Not only does it ground evidence, but it also provides you with a valuable trail of where the model found the answer. This can be powerful if you want to rate and cross-check generated answers, enhancing your ability to evaluate the model’s performance.
Answer the following question based on the provided contract; make sure to include the relevant section numbers that contributed to the answer.
Answer the following question based on the provided contract, |
Use Human / Automatic Raters
The importance of rating your generated prompt responses cannot be overstated. Whether by a human rater using a rubric or at scale by a machine, the feedback loop created through rating is essential for refining and optimizing your prompts. Human raters provide nuanced insights into the quality, relevance, and coherence of the LLM’s output, while machine raters offer scalability and efficiency in evaluating large volumes of responses. By incorporating both human and machine ratings, you can ensure that your prompts consistently guide LLMs to generate the best possible results for your enterprise AI applications.
Here are some examples of criteria:
A human rater could better understand nuances in the language, subtle errors, and the context of the prompt. They can evaluate the tone and appropriateness for the intended audience.
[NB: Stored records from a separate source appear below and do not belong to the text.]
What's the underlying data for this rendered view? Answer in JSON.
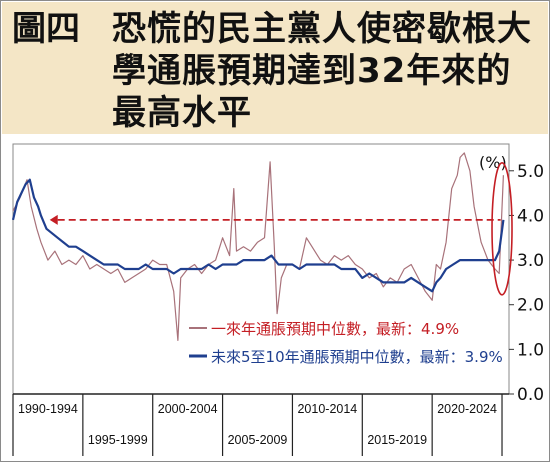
{
  "title": {
    "lead": "圖四",
    "text": "恐慌的民主黨人使密歇根大學通脹預期達到32年來的最高水平"
  },
  "chart_data": {
    "type": "line",
    "unit_label": "(%)",
    "y_ticks": [
      "0.0",
      "1.0",
      "2.0",
      "3.0",
      "4.0",
      "5.0"
    ],
    "ylim": [
      0,
      5.6
    ],
    "xlim": [
      1990,
      2025.5
    ],
    "year_bands": [
      {
        "label": "1990-1994",
        "start": 1990,
        "end": 1995,
        "row": "top"
      },
      {
        "label": "1995-1999",
        "start": 1995,
        "end": 2000,
        "row": "bottom"
      },
      {
        "label": "2000-2004",
        "start": 2000,
        "end": 2005,
        "row": "top"
      },
      {
        "label": "2005-2009",
        "start": 2005,
        "end": 2010,
        "row": "bottom"
      },
      {
        "label": "2010-2014",
        "start": 2010,
        "end": 2015,
        "row": "top"
      },
      {
        "label": "2015-2019",
        "start": 2015,
        "end": 2020,
        "row": "bottom"
      },
      {
        "label": "2020-2024",
        "start": 2020,
        "end": 2025,
        "row": "top"
      }
    ],
    "reference_level": 3.9,
    "series": [
      {
        "name": "一來年通脹預期中位數，最新：4.9%",
        "color": "#a8727a",
        "x": [
          1990,
          1990.5,
          1991,
          1991.3,
          1991.7,
          1992,
          1992.5,
          1993,
          1993.5,
          1994,
          1994.5,
          1995,
          1995.5,
          1996,
          1996.5,
          1997,
          1997.5,
          1998,
          1998.5,
          1999,
          1999.5,
          2000,
          2000.5,
          2001,
          2001.5,
          2001.8,
          2002,
          2002.5,
          2003,
          2003.5,
          2004,
          2004.5,
          2005,
          2005.5,
          2005.8,
          2006,
          2006.5,
          2007,
          2007.5,
          2008,
          2008.4,
          2008.7,
          2008.9,
          2009.2,
          2009.6,
          2010,
          2010.5,
          2011,
          2011.4,
          2012,
          2012.5,
          2013,
          2013.5,
          2014,
          2014.5,
          2015,
          2015.5,
          2016,
          2016.5,
          2017,
          2017.5,
          2018,
          2018.5,
          2019,
          2019.5,
          2020,
          2020.3,
          2020.6,
          2021,
          2021.4,
          2021.8,
          2022,
          2022.3,
          2022.7,
          2023,
          2023.5,
          2024,
          2024.5,
          2024.8,
          2025.1
        ],
        "values": [
          4.1,
          4.4,
          4.8,
          4.2,
          3.7,
          3.4,
          3.0,
          3.2,
          2.9,
          3.0,
          2.9,
          3.1,
          2.8,
          2.9,
          2.8,
          2.7,
          2.8,
          2.5,
          2.6,
          2.7,
          2.8,
          3.0,
          2.9,
          2.9,
          2.3,
          1.2,
          2.6,
          2.8,
          2.9,
          2.7,
          2.9,
          3.0,
          3.5,
          3.1,
          4.6,
          3.2,
          3.3,
          3.2,
          3.4,
          3.5,
          5.2,
          3.3,
          1.8,
          2.6,
          2.9,
          2.9,
          2.8,
          3.5,
          3.3,
          3.0,
          2.9,
          3.1,
          3.0,
          3.1,
          2.9,
          2.8,
          2.6,
          2.7,
          2.4,
          2.6,
          2.5,
          2.8,
          2.9,
          2.6,
          2.3,
          2.1,
          2.9,
          2.8,
          3.4,
          4.6,
          4.9,
          5.3,
          5.4,
          5.0,
          4.2,
          3.4,
          3.0,
          2.8,
          2.7,
          4.9
        ]
      },
      {
        "name": "未來5至10年通脹預期中位數，最新：3.9%",
        "color": "#1f3f8f",
        "x": [
          1990,
          1990.3,
          1990.6,
          1990.9,
          1991.2,
          1991.5,
          1991.8,
          1992,
          1992.4,
          1992.8,
          1993.2,
          1993.6,
          1994,
          1994.5,
          1995,
          1995.5,
          1996,
          1996.5,
          1997,
          1997.5,
          1998,
          1998.5,
          1999,
          1999.5,
          2000,
          2000.5,
          2001,
          2001.5,
          2002,
          2002.5,
          2003,
          2003.5,
          2004,
          2004.5,
          2005,
          2005.5,
          2006,
          2006.5,
          2007,
          2007.5,
          2008,
          2008.5,
          2009,
          2009.5,
          2010,
          2010.5,
          2011,
          2011.5,
          2012,
          2012.5,
          2013,
          2013.5,
          2014,
          2014.5,
          2015,
          2015.5,
          2016,
          2016.5,
          2017,
          2017.5,
          2018,
          2018.5,
          2019,
          2019.5,
          2020,
          2020.3,
          2020.6,
          2021,
          2021.5,
          2022,
          2022.5,
          2023,
          2023.5,
          2024,
          2024.5,
          2024.8,
          2025.1
        ],
        "values": [
          3.9,
          4.3,
          4.5,
          4.7,
          4.8,
          4.4,
          4.2,
          4.0,
          3.7,
          3.6,
          3.5,
          3.4,
          3.3,
          3.3,
          3.2,
          3.1,
          3.0,
          2.9,
          2.9,
          2.9,
          2.8,
          2.8,
          2.8,
          2.9,
          2.8,
          2.8,
          2.8,
          2.7,
          2.8,
          2.8,
          2.8,
          2.8,
          2.9,
          2.8,
          2.9,
          2.9,
          2.9,
          3.0,
          3.0,
          3.0,
          3.0,
          3.1,
          2.9,
          2.9,
          2.9,
          2.8,
          2.9,
          2.9,
          2.9,
          2.9,
          2.9,
          2.8,
          2.8,
          2.8,
          2.6,
          2.7,
          2.6,
          2.5,
          2.5,
          2.5,
          2.5,
          2.6,
          2.5,
          2.4,
          2.3,
          2.5,
          2.6,
          2.8,
          2.9,
          3.0,
          3.0,
          3.0,
          3.0,
          3.0,
          3.0,
          3.2,
          3.9
        ]
      }
    ],
    "legend": [
      {
        "text": "一來年通脹預期中位數，最新：4.9%",
        "color": "#c41e24",
        "marker": "#a8727a"
      },
      {
        "text": "未來5至10年通脹預期中位數，最新：3.9%",
        "color": "#1f3f8f",
        "marker": "#1f3f8f"
      }
    ]
  }
}
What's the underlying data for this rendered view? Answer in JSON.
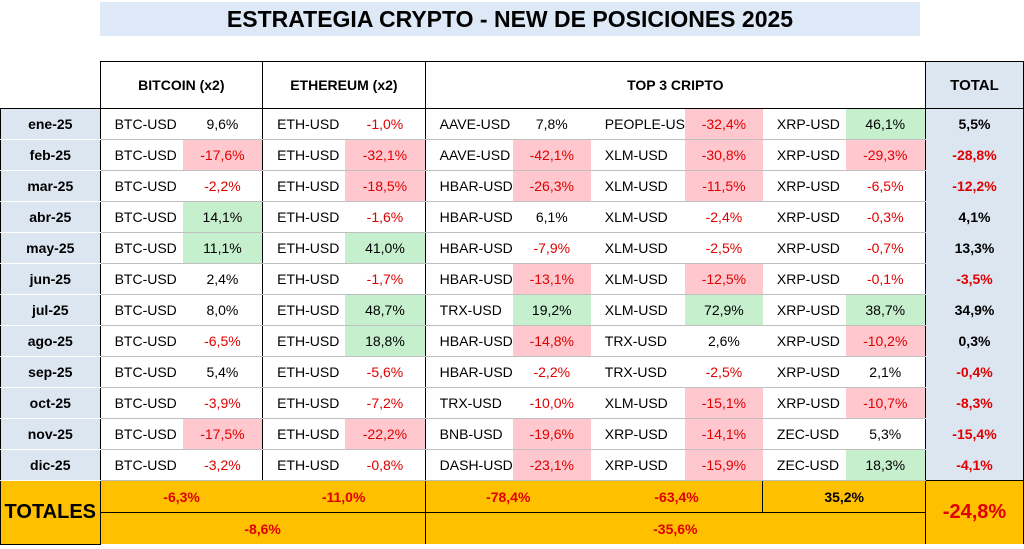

Letting a machine or another LLM rate your prompt outputs can be beneficial for testing on scale and evaluating large volumes of responses. Machines can also calculate objective metrics such as word count, sentence length, code correctness, etc.
The most effective approach is often to combine human and machine ratings.
Experiment together with other prompt engineers or subject matter experts
If you are in a situation where you have to try to come up with a good prompt, you might want to find multiple people to make an attempt. When everyone follows the best practices (as listed in this chapter), you will see a variance in performance between all the different prompt attempts.
Besides prompt engineering with other engineers, it might be equally helpful to sit together with a subject matter expert. When the subject matter expert rates your prompt outputs, discuss what perfection looks like and brainstorm ideas on how to reach this goal, e.g., providing examples, rewording certain instructions, etc.
Conclusion
Throughout this series, we’ve explored the world of prompt engineering for complex business problems. We’ve learned that effective prompting isn’t just about asking the right questions; it’s about crafting instructions that guide large language models toward desired outcomes, considering the nuances of language and context, and iterating based on feedback and results. By mastering these skills, we can unlock the true potential of Generative AI. Remember, prompt engineering is a journey, not a destination!